Le contrat de retraite chapeau survivra t-il aux scandales ?

Non classé / 08.10.20200 Commentaires

Le contrat de retraite chapeau est souvent présenté comme un outil de fidélisation des cadres supérieurs de l’entreprise.

Ces dernières années, il a fait l’objet de scandales, avec des grands patrons qui ont parfois défrayé la chronique. Les pouvoirs publics ont donc dû faire évoluer la règlementation en 2019.

Retraite chapeau, de quoi parle t-on exactement ?

Il s’agit des anciens contrats dits  « Article 39 » en référence à l’article du Code général des impôts. Mis en place et financé intégralement par l’employeur, il est généralement destiné à une catégorie restreinte de salariés telle que les cadres dirigeants.

Son objectif : permettre à une entreprise de constituer à ses salariés un complément de revenu qui leur sera versé, sous forme de rente, lors de leur départ à la retraite. Le montant de cette rente est défini à l’avance par l’entreprise. 

La rente « article 39 » peut être de 2 natures, selon la formule retenue au moment de la création du contrat :le régime additionnel garantit un montant de la rente égal à un pourcentage du dernier salaire 

le régime différentiel garantit un certain niveau de revenus à la retraite. La rente qui sera versée complètera les pensions de retraite obligatoires pour parvenir à ce niveau de revenus : ce sont les fameuses « retraites chapeaux ».

En quoi les « article 39 » ont -ils évolué ?

Le gouvernement a légiféré sur ces contrats de retraite par une ordonnance du 3 juillet 2019.

Ce texte redéfinit les contours du contrat article 39 qui ne disparaît pas en tant que tel : il est toujours possible de mettre en place des régimes à prestations définies mais selon une nouvelle formule .

Fin du dispositif à droits aléatoires conditionné à l’achèvement de la carrière

Jusqu’à présent, dans le cadre d’un « article 39 », le versement de la rente au salarié était soumis à une condition d’achèvement de la carrière dans l’entreprise. Autrement dit, si le salarié quittait l’entreprise avant de prendre sa retraite, il perdait le droit à bénéficier de la rente.

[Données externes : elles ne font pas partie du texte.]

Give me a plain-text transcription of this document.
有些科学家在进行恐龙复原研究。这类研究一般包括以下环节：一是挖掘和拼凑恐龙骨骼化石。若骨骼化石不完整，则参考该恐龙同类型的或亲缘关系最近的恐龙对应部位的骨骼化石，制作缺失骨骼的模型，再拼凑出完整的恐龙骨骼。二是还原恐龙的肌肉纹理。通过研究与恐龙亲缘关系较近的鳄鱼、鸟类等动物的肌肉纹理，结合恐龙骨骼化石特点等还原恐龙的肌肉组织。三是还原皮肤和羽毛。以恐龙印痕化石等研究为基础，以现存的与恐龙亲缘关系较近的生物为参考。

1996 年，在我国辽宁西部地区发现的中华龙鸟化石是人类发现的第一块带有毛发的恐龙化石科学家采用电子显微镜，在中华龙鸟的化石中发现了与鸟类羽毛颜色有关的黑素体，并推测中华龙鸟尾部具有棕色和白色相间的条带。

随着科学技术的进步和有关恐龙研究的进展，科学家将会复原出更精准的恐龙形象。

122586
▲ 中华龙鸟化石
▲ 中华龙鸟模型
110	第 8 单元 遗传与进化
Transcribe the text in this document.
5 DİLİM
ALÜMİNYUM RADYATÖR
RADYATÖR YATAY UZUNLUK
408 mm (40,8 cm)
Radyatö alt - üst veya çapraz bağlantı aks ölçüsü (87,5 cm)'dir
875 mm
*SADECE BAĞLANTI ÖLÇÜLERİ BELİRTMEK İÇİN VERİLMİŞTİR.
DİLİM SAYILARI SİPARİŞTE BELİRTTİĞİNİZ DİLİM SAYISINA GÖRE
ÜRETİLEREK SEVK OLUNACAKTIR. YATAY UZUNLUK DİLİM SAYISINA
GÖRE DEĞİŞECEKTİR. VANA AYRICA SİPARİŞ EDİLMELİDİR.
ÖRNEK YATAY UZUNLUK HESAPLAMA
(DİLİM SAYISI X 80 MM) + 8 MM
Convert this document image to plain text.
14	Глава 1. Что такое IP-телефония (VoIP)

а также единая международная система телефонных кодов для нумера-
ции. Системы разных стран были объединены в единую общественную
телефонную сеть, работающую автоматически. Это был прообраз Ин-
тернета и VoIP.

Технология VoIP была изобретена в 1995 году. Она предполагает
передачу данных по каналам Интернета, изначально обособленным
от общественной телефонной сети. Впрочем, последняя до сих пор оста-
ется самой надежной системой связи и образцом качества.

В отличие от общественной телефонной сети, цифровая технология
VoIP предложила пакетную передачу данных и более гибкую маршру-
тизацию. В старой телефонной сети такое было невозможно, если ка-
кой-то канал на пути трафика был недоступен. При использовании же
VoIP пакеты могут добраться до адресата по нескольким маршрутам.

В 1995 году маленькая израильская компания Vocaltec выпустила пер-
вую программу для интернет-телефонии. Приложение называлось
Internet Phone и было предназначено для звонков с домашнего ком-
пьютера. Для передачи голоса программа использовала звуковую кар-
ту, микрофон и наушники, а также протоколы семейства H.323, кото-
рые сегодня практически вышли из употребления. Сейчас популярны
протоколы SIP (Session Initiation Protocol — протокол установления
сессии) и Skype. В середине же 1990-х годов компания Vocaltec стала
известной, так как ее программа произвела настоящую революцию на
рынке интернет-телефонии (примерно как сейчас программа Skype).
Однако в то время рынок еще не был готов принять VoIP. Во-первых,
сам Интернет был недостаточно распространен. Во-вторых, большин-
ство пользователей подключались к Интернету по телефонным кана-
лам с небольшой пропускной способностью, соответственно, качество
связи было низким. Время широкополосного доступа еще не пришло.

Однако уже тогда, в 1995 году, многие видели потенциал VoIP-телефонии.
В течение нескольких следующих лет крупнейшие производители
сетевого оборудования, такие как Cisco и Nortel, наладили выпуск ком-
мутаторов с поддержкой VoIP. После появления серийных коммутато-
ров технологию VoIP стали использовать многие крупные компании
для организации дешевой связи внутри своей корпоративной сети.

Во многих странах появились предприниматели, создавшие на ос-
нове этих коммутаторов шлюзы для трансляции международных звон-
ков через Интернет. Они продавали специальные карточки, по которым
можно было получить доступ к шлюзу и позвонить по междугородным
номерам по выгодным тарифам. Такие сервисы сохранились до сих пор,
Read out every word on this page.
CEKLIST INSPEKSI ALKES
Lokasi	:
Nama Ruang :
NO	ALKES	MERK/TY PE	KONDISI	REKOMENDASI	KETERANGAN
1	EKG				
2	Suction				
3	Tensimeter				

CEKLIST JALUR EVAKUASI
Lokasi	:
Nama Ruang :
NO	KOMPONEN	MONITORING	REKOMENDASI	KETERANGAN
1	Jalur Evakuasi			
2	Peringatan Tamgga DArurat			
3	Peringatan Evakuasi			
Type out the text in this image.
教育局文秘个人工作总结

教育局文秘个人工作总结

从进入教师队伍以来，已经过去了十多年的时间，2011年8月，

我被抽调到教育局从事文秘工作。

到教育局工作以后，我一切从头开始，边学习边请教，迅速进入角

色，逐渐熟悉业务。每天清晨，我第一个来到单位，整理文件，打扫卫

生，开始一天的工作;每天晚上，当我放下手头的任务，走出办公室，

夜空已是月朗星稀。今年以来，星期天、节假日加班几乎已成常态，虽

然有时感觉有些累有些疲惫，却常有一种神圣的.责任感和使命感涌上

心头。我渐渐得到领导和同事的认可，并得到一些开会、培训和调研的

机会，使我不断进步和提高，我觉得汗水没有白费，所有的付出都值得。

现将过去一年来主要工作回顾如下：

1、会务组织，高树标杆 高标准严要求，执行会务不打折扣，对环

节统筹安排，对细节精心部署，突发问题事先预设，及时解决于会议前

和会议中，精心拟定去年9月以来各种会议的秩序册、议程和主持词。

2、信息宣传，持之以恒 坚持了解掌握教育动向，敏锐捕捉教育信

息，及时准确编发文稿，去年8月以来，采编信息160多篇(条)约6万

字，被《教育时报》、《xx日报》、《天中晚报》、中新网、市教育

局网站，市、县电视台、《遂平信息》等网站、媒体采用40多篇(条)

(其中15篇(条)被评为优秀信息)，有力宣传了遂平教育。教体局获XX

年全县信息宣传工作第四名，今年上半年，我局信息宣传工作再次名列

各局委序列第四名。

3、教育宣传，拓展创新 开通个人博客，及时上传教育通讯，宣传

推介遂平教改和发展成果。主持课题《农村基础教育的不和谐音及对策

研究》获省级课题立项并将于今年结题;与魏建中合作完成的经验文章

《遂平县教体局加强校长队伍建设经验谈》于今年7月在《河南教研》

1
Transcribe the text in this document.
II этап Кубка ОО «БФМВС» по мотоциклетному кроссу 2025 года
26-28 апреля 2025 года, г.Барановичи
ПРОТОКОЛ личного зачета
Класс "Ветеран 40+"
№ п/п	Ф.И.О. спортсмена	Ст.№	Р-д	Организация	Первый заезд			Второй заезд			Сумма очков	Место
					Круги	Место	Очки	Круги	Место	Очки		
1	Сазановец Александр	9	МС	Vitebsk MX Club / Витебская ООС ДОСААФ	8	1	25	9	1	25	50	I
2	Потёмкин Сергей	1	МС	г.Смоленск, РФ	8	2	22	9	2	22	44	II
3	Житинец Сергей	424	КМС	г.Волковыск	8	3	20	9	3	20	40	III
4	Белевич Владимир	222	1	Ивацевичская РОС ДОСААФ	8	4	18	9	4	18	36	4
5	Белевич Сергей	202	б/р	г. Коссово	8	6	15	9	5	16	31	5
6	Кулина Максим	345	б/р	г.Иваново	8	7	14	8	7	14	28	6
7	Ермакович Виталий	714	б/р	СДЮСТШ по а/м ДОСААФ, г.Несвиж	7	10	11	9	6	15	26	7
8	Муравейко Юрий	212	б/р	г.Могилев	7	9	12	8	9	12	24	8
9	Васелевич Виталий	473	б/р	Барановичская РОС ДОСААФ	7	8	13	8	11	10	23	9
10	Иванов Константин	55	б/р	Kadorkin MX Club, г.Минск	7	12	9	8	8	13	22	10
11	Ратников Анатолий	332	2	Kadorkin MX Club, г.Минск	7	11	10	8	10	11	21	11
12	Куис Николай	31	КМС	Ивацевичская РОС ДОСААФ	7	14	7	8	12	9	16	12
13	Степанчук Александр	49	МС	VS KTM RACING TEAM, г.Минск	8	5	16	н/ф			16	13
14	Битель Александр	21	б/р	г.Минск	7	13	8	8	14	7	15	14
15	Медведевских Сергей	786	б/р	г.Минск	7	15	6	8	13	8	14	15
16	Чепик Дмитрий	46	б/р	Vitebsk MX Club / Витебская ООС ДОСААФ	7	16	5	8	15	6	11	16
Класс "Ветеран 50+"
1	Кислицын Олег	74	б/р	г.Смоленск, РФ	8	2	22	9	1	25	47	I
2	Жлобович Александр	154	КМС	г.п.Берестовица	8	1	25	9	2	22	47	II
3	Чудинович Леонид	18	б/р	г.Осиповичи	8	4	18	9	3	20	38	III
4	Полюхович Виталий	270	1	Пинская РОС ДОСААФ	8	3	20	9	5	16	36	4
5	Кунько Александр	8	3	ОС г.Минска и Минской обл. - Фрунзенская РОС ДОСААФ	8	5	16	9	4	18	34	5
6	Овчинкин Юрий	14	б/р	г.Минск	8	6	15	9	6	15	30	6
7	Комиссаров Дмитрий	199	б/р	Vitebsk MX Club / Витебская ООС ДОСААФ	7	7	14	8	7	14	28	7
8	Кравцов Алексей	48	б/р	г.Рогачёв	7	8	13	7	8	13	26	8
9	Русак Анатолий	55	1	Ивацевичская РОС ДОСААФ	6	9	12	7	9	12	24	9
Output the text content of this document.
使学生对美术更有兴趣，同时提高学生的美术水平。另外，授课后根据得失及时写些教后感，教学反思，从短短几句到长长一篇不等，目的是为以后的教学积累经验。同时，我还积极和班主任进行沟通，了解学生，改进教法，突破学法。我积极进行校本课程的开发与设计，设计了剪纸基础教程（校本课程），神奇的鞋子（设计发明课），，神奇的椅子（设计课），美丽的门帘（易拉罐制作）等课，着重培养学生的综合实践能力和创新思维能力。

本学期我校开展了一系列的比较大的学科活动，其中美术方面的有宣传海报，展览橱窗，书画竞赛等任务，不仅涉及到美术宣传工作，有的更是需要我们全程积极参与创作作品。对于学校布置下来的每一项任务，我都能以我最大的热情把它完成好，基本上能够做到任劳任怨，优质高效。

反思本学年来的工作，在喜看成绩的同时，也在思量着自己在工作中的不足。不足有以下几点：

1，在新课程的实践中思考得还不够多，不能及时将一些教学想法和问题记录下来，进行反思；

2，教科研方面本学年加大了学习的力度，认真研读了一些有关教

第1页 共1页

Ce principe est apparu contraire à une directive européenne du 16 avril 2014. Afin de se mettre en conformité avec cette directive, l’ordonnance n° 2019-697 a supprimé la possibilité pour les entreprises de mettre en place de nouveaux contrats « article 39 » à droits aléatoires depuis le 4 juillet 2019.

Création de « l’article 39 à droits acquis », sans condition d’achèvement de la carrière

Ce nouveau dispositif « article 39 » bénéficie d’un cadre juridique, fiscal et social propre. Les droits du salarié lui seront définitivement acquis même en cas de départ de l’entreprise avant la liquidation de la retraite légale. 

Ces droits à retraite supplémentaire sont acquis chaque année. Ils sont exprimés en pourcentage de la rémunération annuelle du salarié soumise aux cotisations sociales. Ce pourcentage est limité à 3 % par an. Le cumul des pourcentages, tous employeurs confondus, est limité à 30 points (ces points étant calculés à partir des pourcentages annuels précités). Ces droits acquis sont revalorisés annuellement sur la base d’un coefficient au plus égal à l’évolution du Plafond annuel de sécurité sociale. 

Pour les mandataires sociaux ou les bénéficiaires qui ont une rémunération de l’année supérieure à 8 PASS, l’acquisition des droits devra être soumise à des conditions de performances professionnelles.

Dans ces nouveaux régimes « article 39 », le versement des droits acquis peut-être soumis à des conditions d’âge et/ou de durée de présence. Mais cette possibilité est encadrée. Il est ainsi possible de prévoir :

  • Une condition de présence du bénéficiaire dans l’entreprise et/ou de durée de cotisations, sans que la somme de ces 2 durées ne puisse excéder 3 ans.
  • Une condition d’âge sans que celui-ci puisse être supérieur à 21 ans.

Quid des anciens contrats articles 39 ?

La condition d’achèvement de la carrière reste toujours applicable dans les anciens contrats « Article 39 ». Mais ces derniers doivent être « fermés » à toute nouvelle adhésion, c’est-à-dire qu’ils ne doivent plus accepter de nouveaux salariés bénéficiaires depuis le 4 juillet 2019.

Par ailleurs, il n’est plus possible d’acquérir de nouveaux sur ces anciens contrats à compter du 1er janvier 2020 : les droits aléatoires doivent être gelés de manière à ne retenir que les périodes d’emploi antérieures.

Il sera possible de transférer les engagements pris au titre d’un « article 39 » ancienne formule vers un contrat « article 39 » à droits acquis. Une circulaire de l’administration sociale doit paraître d’ici la fin de l’année pour préciser les conditions et modalités de transfert.